Joe and Mary are worth $18.5 million, including Success Co. (professionally valued at $10.7 million), two homes worth $1.8 million, a 401(k) worth $0.9 million, various investments, worth $4.9 million (including business real estate leased to Success Co. and a stock/bond portfolio). Finally, there is a $1.3 million (death benefit) life insurance policy on Joe with a $200,000 cash surrender value.
Grandpa and grandma’s estate plan
If Joe and Mary both got hit by the proverbial bus today, the estate tax monster would gobble about $3.4 million. What’s more, because Joe and Mary earn (every year) more than they spend, their potential estate tax burden will continue to rise.
Following are the basic strategies we used to beat up the estate tax monster:
An Intentionally Defective Trust (IDT) used to transfer Success Co. to Jack and Jill tax-free (no income tax, no capital gains tax).
Before the transfer (really a sale) to the IDT, we created voting stock (100 shares) and non-voting stock (10,000 shares), a tax-free transaction. Only the non-voting shares were sold to the IDT.
The tax law allows a 40 percent discount on the non-voting shares, yielding estate tax savings of over $1.7 million. Joe kept the voting stock and control of Success Co.

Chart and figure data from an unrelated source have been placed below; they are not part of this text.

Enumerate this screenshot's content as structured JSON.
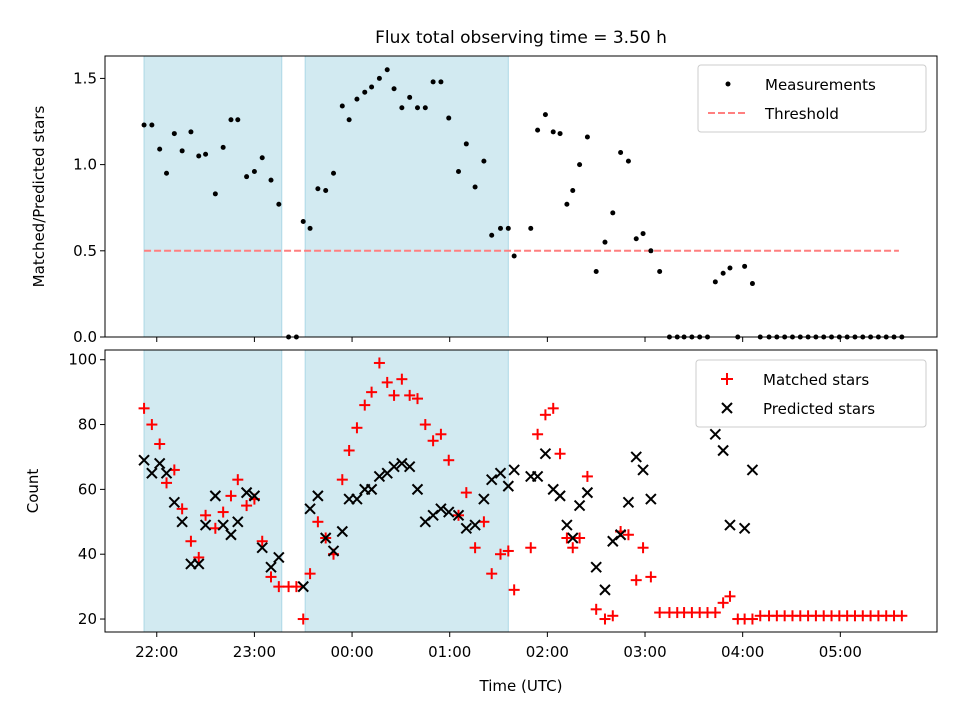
{
  "title": "Flux total observing time = 3.50 h",
  "xlabel": "Time (UTC)",
  "xticks": [
    {
      "v": 22.0,
      "label": "22:00"
    },
    {
      "v": 23.0,
      "label": "23:00"
    },
    {
      "v": 24.0,
      "label": "00:00"
    },
    {
      "v": 25.0,
      "label": "01:00"
    },
    {
      "v": 26.0,
      "label": "02:00"
    },
    {
      "v": 27.0,
      "label": "03:00"
    },
    {
      "v": 28.0,
      "label": "04:00"
    },
    {
      "v": 29.0,
      "label": "05:00"
    }
  ],
  "xlim": [
    21.47,
    29.99
  ],
  "shaded_spans": [
    [
      21.87,
      23.28
    ],
    [
      23.52,
      25.6
    ]
  ],
  "colors": {
    "span": "#add8e6",
    "threshold": "#ff7f7f",
    "matched": "#ff0000",
    "predicted": "#000000",
    "measure": "#000000"
  },
  "chart_data": [
    {
      "type": "scatter",
      "ylabel": "Matched/Predicted stars",
      "ylim": [
        0,
        1.63
      ],
      "yticks": [
        0.0,
        0.5,
        1.0,
        1.5
      ],
      "legend": {
        "position": "top-right",
        "measurements": "Measurements",
        "threshold": "Threshold"
      },
      "threshold": {
        "value": 0.5,
        "x_range": [
          21.87,
          29.6
        ]
      },
      "x": [
        21.87,
        21.95,
        22.03,
        22.1,
        22.18,
        22.26,
        22.35,
        22.43,
        22.5,
        22.6,
        22.68,
        22.76,
        22.83,
        22.92,
        23.0,
        23.08,
        23.17,
        23.25,
        23.35,
        23.43,
        23.5,
        23.57,
        23.65,
        23.73,
        23.81,
        23.9,
        23.97,
        24.05,
        24.13,
        24.2,
        24.28,
        24.36,
        24.43,
        24.51,
        24.59,
        24.67,
        24.75,
        24.83,
        24.91,
        24.99,
        25.09,
        25.17,
        25.26,
        25.35,
        25.43,
        25.52,
        25.6,
        25.66,
        25.83,
        25.9,
        25.98,
        26.06,
        26.13,
        26.2,
        26.26,
        26.33,
        26.41,
        26.5,
        26.59,
        26.67,
        26.75,
        26.83,
        26.91,
        26.98,
        27.06,
        27.15,
        27.25,
        27.33,
        27.4,
        27.48,
        27.56,
        27.64,
        27.72,
        27.8,
        27.87,
        27.95,
        28.02,
        28.1,
        28.18,
        28.27,
        28.35,
        28.43,
        28.51,
        28.59,
        28.67,
        28.75,
        28.83,
        28.91,
        28.99,
        29.07,
        29.15,
        29.23,
        29.31,
        29.39,
        29.47,
        29.55,
        29.63
      ],
      "y": [
        1.23,
        1.23,
        1.09,
        0.95,
        1.18,
        1.08,
        1.19,
        1.05,
        1.06,
        0.83,
        1.1,
        1.26,
        1.26,
        0.93,
        0.96,
        1.04,
        0.91,
        0.77,
        0.0,
        0.0,
        0.67,
        0.63,
        0.86,
        0.85,
        0.95,
        1.34,
        1.26,
        1.38,
        1.42,
        1.45,
        1.5,
        1.55,
        1.44,
        1.33,
        1.39,
        1.33,
        1.33,
        1.48,
        1.48,
        1.27,
        0.96,
        1.12,
        0.87,
        1.02,
        0.59,
        0.63,
        0.63,
        0.47,
        0.63,
        1.2,
        1.29,
        1.19,
        1.18,
        0.77,
        0.85,
        1.0,
        1.16,
        0.38,
        0.55,
        0.72,
        1.07,
        1.02,
        0.57,
        0.6,
        0.5,
        0.38,
        0.0,
        0.0,
        0.0,
        0.0,
        0.0,
        0.0,
        0.32,
        0.37,
        0.4,
        0.0,
        0.41,
        0.31,
        0.0,
        0.0,
        0.0,
        0.0,
        0.0,
        0.0,
        0.0,
        0.0,
        0.0,
        0.0,
        0.0,
        0.0,
        0.0,
        0.0,
        0.0,
        0.0,
        0.0,
        0.0,
        0.0
      ]
    },
    {
      "type": "scatter",
      "ylabel": "Count",
      "ylim": [
        16,
        103
      ],
      "yticks": [
        20,
        40,
        60,
        80,
        100
      ],
      "legend": {
        "position": "top-right",
        "matched": "Matched stars",
        "predicted": "Predicted stars"
      },
      "matched": {
        "x": [
          21.87,
          21.95,
          22.03,
          22.1,
          22.18,
          22.26,
          22.35,
          22.43,
          22.5,
          22.6,
          22.68,
          22.76,
          22.83,
          22.92,
          23.0,
          23.08,
          23.17,
          23.25,
          23.35,
          23.43,
          23.5,
          23.57,
          23.65,
          23.73,
          23.81,
          23.9,
          23.97,
          24.05,
          24.13,
          24.2,
          24.28,
          24.36,
          24.43,
          24.51,
          24.59,
          24.67,
          24.75,
          24.83,
          24.91,
          24.99,
          25.09,
          25.17,
          25.26,
          25.35,
          25.43,
          25.52,
          25.6,
          25.66,
          25.83,
          25.9,
          25.98,
          26.06,
          26.13,
          26.2,
          26.26,
          26.33,
          26.41,
          26.5,
          26.59,
          26.67,
          26.75,
          26.83,
          26.91,
          26.98,
          27.06,
          27.15,
          27.25,
          27.33,
          27.4,
          27.48,
          27.56,
          27.64,
          27.72,
          27.8,
          27.87,
          27.95,
          28.02,
          28.1,
          28.18,
          28.27,
          28.35,
          28.43,
          28.51,
          28.59,
          28.67,
          28.75,
          28.83,
          28.91,
          28.99,
          29.07,
          29.15,
          29.23,
          29.31,
          29.39,
          29.47,
          29.55,
          29.63
        ],
        "y": [
          85,
          80,
          74,
          62,
          66,
          54,
          44,
          39,
          52,
          48,
          53,
          58,
          63,
          55,
          57,
          44,
          33,
          30,
          30,
          30,
          20,
          34,
          50,
          45,
          40,
          63,
          72,
          79,
          86,
          90,
          99,
          93,
          89,
          94,
          89,
          88,
          80,
          75,
          77,
          69,
          52,
          59,
          42,
          50,
          34,
          40,
          41,
          29,
          42,
          77,
          83,
          85,
          71,
          45,
          42,
          45,
          64,
          23,
          20,
          21,
          47,
          46,
          32,
          42,
          33,
          22,
          22,
          22,
          22,
          22,
          22,
          22,
          22,
          25,
          27,
          20,
          20,
          20,
          21,
          21,
          21,
          21,
          21,
          21,
          21,
          21,
          21,
          21,
          21,
          21,
          21,
          21,
          21,
          21,
          21,
          21,
          21
        ]
      },
      "predicted": {
        "x": [
          21.87,
          21.95,
          22.03,
          22.1,
          22.18,
          22.26,
          22.35,
          22.43,
          22.5,
          22.6,
          22.68,
          22.76,
          22.83,
          22.92,
          23.0,
          23.08,
          23.17,
          23.25,
          23.35,
          23.43,
          23.5,
          23.57,
          23.65,
          23.73,
          23.81,
          23.9,
          23.97,
          24.05,
          24.13,
          24.2,
          24.28,
          24.36,
          24.43,
          24.51,
          24.59,
          24.67,
          24.75,
          24.83,
          24.91,
          24.99,
          25.09,
          25.17,
          25.26,
          25.35,
          25.43,
          25.52,
          25.6,
          25.66,
          25.83,
          25.9,
          25.98,
          26.06,
          26.13,
          26.2,
          26.26,
          26.33,
          26.41,
          26.5,
          26.59,
          26.67,
          26.75,
          26.83,
          26.91,
          26.98,
          27.06,
          27.15,
          27.25,
          27.33,
          27.4,
          27.48,
          27.56,
          27.64,
          27.72,
          27.8,
          27.87,
          27.95,
          28.02,
          28.1,
          28.18,
          28.27,
          28.35,
          28.43,
          28.51,
          28.59,
          28.67,
          28.75,
          28.83,
          28.91,
          28.99,
          29.07,
          29.15,
          29.23,
          29.31,
          29.39,
          29.47,
          29.55,
          29.63
        ],
        "y": [
          69,
          65,
          68,
          65,
          56,
          50,
          37,
          37,
          49,
          58,
          49,
          46,
          50,
          59,
          58,
          42,
          36,
          39,
          null,
          null,
          30,
          54,
          58,
          45,
          41,
          47,
          57,
          57,
          60,
          60,
          64,
          65,
          67,
          68,
          67,
          60,
          50,
          52,
          54,
          53,
          52,
          48,
          49,
          57,
          63,
          65,
          61,
          66,
          64,
          64,
          71,
          60,
          58,
          49,
          45,
          55,
          59,
          36,
          29,
          44,
          46,
          56,
          70,
          66,
          57,
          null,
          null,
          null,
          null,
          null,
          null,
          null,
          77,
          72,
          49,
          null,
          48,
          66,
          null,
          null,
          null,
          null,
          null,
          null,
          null,
          null,
          null,
          null,
          null,
          null,
          null,
          null,
          null,
          null,
          null,
          null,
          null
        ]
      }
    }
  ]
}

About 60 percent of this column’s business owner readers, such as, for example, Scott are not well-to-do like Joe. The facts are almost the same or similar to Joe's, but the various assets owned, including Scott’s Success Inc., are only about 20 percent of the numbers shown for Joe, (i.e., Success Inc. is only worth about $2.14 million).
A major issue for the Scotts of the world, is to make sure that Scott and his bride can maintain their lifestyle if they live to a ripe old age. In such cases, instead of an IDT, we use a strategy called a Spousal Access Trust (SAT). Why? An SAT removes Success Inc., from Scott’s estate (the kids now own it), but Scott and Sue continue to get the income from Success Inc. for as long as they live.
Lifestyle issue solved
Family limited partnership (FLIP) used to protect the investments.
The tax law allows a 35 percent discount of $1.7 million (35 percent X $4.9 million) for the so-called “limited partnership units”, (LPU) reducing the estate tax by about $0.7 million.
Joe and Mary can gift $14,000 to each donee (here we have his three kids and eight grandkids) every year for a total of $308,000 per year (11 donees @ $14,000 = $154,000; $154,000 X 2 = $308,000). WOW!
The start of an estate plan for the kids
Dynasty Trust (DT): The gifts in our gifting program above will be the LPU portion of the FLIP. The gifts will be made each year to a DT, a truly dynamic estate tax saver. A separate DT trust will be created for each of the three kids. Each kid can enjoy the income from their trust for life and when he or she goes to heaven, their kids (Joe’s grandkids) will enjoy the income; and then the same for each future generation.
Why is the DT so dynamic? The assets in the trust, in effect, pass from generation to generation, but are free from the grasp of the estate tax monster.
What if one (or more) of the kids gets divorced? The documents are drawn in such a way that if one of the kids (or grandkids) gets divorced, the ex-spouse will not get any of the family wealth.
What about the grandkids? A separate trust is set up for each grandkid to receive the LPU gifts described above. Each trust will provide for the child’s education, down payment on a home and ultimately, retirement — all at appropriate ages.
A buy/sell agreement concerning Success Co., covering Jack and Jill, was created.
Life insurance: The buy/sell agreement is insurance-funded. The $1.3 million policy on Joe’s life was dropped with Joe pocketing the $200,000 CSV (tax-free). A $3 million second-to-die policy on Joe and Mary was purchased in the IDT (proceeds will be tax-free). Each (of the three) DT bought a $2 million policy on each kid to help fund the lifestyle of their kids (the grandkids of Joe and Mary).
And finally, Joe and Mary's plan not only eliminated the estate tax, but because of the new life insurance, will create a surplus.
And yes, the kids (and even the grandkids) have a good start on their estate plans.